How does potato clock work




















It might not save a ton of energy. But a little goes a long way. With a potato battery, of course! A potato battery is an electrochemical battery. This is also called an electrochemical cell. These cells are places where the chemical energy is turned into electrical energy through the sudden transfer of electrons. And the potatoes are just a barrier that keeps the two metals from fighting and making heat.

Take the LED clock you just bought. It should have a battery compartment in the back. Remove the battery. Look at where the positive end and the negative end of the battery went. You want to write down or remember these points. They will be useful later. Additionally, boiling the potato breaks down the resistance inherent in the dense flesh so that electrons can flow more freely, which significantly bumps up the overall electrical output.

Cutting the potato up into four or five pieces, they researchers found, made it even more efficient. The potato battery kit, which includes two metal electrodes and alligator clips, is easy to assemble and, some parts, such as the zinc cathode, can be inexpensively replaced. The finished device Rabinowitch came up with is designed so that a new boiled potato slice can be inserted in between the electrodes after the potato runs out of juice. Alligator clips that transport the current carrying wires are attached to the electrodes and the negative and positive input points of the light bulb.

Despite the advantages, a recent BBC report that followed up on the group's initial discovery found that the group has since been beset with a number of extenuating circumstances that have hindered their efforts to scale up their idea to places like villages in off-the-grid parts in Africa and India. Economically speaking, food-based energy systems can only be viable as long as they don't eat into the needed food supply and that such enterprises don't compete with farmers who grow them for market.

The technology is also having a difficult time establishing a niche among more fashionable forms of alternative energy like solar and wind power, where infrastructure and investment seems to be headed mostly.

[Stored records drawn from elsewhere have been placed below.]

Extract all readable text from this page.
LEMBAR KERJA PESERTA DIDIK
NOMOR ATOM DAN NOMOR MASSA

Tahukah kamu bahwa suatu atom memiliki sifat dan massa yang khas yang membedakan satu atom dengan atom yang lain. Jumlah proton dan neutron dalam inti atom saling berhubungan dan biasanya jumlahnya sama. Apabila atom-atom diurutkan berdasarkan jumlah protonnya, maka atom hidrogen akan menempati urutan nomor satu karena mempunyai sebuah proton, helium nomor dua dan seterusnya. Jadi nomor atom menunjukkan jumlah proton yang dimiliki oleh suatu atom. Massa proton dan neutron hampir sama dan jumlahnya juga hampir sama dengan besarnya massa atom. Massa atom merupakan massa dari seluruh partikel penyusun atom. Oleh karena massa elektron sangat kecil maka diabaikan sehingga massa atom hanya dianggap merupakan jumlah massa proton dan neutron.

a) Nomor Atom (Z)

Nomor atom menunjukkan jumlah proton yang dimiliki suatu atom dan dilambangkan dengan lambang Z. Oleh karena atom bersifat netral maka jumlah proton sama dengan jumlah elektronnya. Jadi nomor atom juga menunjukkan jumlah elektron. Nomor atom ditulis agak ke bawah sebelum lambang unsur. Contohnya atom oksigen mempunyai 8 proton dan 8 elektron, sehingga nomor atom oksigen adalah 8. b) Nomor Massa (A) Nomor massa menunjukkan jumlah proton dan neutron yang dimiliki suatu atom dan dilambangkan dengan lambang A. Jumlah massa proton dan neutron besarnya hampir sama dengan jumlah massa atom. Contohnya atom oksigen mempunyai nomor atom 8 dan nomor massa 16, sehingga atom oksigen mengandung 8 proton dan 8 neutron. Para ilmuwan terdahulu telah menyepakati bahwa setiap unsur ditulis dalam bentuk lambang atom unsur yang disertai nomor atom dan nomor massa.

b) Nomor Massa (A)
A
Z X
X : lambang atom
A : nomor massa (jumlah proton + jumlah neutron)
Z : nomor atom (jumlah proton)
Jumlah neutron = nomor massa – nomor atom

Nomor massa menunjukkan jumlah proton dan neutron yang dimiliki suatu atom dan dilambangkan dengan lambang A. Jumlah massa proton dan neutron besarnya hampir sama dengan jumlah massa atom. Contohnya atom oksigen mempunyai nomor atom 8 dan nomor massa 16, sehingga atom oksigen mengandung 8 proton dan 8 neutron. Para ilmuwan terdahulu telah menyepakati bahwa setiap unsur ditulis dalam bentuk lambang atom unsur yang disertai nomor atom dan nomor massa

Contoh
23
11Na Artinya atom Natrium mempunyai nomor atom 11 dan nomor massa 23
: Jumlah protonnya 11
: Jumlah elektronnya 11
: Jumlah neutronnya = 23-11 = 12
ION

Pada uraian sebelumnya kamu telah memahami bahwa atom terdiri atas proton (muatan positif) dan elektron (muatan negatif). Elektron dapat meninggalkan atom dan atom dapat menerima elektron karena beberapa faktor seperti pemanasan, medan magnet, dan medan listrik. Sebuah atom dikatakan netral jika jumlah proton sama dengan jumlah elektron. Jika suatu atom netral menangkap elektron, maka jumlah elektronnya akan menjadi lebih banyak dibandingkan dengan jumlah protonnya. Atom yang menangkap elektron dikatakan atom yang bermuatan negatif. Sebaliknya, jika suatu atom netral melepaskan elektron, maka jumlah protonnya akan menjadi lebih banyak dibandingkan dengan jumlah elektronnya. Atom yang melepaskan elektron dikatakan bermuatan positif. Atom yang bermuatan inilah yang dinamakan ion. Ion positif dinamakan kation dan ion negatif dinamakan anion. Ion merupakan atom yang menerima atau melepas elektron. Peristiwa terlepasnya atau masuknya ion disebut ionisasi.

The energy does not come from the potato itself. What happens is that the zinc is oxidized inside the potato, exchanging some of its electrons with the potato acid in order to reach a lower energy state, and the energy released provides the electrical power.

Let's imagine first that we have one potato and the zinc and copper strips are inserted into this potato, with a wire connecting the two strips. This potato battery works as follows: 1 The zinc atoms in contact with the potato dissolve in the presence of the acid. This causes some electrons to separate from the zinc atoms. As a result of this, positively charged zinc ions, and negatively charged electrons, are produced.